Me pregunto quién soy

Me pregunto quién eres

Me pregunto qué somos

Me pregunto adonde vamos

Sólo sé de dónde venimos

Venimos de la oscuridad y buscamos la luz

Me pregunto si podremos encontrarla

Esto es una prueba para los dos

Sólo pedimos un poco de felicidad

No es demasiado, ¿verdad?

¿0 precisamente lo es todo?

Hay un millón de emociones en mis manos

pero sólo una sensación en mi espíritu

Un millón de posibilidades y esperanzas

pero sólo un camino me lleva a ti

Necesito un minuto para tocarte

una eternidad para tenerte

Besar la esquina del tiempo por el que te alejas

Necesito llegar a saber mi horizonte

mientras conozco tu presencia

o tu ausencia, llena de mí

Si estoy en tu pensamiento

la próxima vez llena mi esencia

Me pregunto por qué me pregunto tanto

Me pregunto si tú tienes las respuestas

Me pregunto si tú tienes tantas preguntas

Me pregunto si podremos olvidarnos de las preguntas

Y ser únicamente lo que somos

Esa pequeña inocencia llamada amor

Mayra...

Mayra debía de ser la mujer del holograma.

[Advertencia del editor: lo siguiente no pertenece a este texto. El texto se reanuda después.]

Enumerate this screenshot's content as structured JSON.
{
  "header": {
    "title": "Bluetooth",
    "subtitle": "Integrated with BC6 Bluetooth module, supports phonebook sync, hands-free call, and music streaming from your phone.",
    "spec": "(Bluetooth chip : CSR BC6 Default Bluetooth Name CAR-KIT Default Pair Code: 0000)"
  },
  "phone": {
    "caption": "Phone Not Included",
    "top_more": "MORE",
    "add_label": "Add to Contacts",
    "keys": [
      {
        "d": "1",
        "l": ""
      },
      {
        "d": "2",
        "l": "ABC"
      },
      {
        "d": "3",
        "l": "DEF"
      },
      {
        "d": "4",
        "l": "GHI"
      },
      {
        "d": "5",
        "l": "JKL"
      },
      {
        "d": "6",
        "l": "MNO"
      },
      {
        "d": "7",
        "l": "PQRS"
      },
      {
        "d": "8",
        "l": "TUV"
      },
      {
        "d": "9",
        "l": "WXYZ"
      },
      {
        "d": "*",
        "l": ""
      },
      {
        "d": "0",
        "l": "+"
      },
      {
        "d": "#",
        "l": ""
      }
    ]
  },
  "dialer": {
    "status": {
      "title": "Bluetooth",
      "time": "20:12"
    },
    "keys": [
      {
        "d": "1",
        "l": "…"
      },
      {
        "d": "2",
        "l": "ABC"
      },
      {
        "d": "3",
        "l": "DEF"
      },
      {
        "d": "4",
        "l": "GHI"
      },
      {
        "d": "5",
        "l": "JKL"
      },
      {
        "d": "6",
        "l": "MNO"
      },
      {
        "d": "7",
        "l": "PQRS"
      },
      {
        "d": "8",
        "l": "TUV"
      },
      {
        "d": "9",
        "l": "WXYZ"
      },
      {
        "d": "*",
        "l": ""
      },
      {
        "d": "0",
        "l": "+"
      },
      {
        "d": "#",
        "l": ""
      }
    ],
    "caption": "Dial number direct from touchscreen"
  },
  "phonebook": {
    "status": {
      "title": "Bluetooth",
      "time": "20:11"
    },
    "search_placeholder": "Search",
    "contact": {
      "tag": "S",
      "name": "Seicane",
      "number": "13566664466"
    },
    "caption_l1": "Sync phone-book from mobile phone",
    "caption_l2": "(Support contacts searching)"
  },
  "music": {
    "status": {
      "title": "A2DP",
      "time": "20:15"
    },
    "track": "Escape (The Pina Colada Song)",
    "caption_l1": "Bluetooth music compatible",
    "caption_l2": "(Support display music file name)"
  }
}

Así que Héctor estaba enamorado. Como cualquiera.

Suspiró con un dejo de extraña incomodidad y buscó lo que había ido a recoger. La ropa se hallaba en un armario empotrado, y ni siquiera había mucha. Cogió tres mudas, calcetines, dos pantalones y dos camisas, además de unas zapatillas de presurización. El uniforme amarillo de la comunitaria de Castelldefels sólo valía para el interior de la cárcel, y salvo éste, Zen no tenía más ropa que la seria que llevaba el día anterior, es decir, un traje de lo más convencional, como correspondía a su puesto ejecutivo en un empresa.

Lo puso todo en una bolsa y salió de allí un minuto después. Dudaba entre llamar a sus vecinos, por si podían hablarle de él, o marcharse. Y optó por esto último.

¿Desde cuándo y en plena Era Moderna, los vecinos de un bloque de apartamentos se conocían entre sí?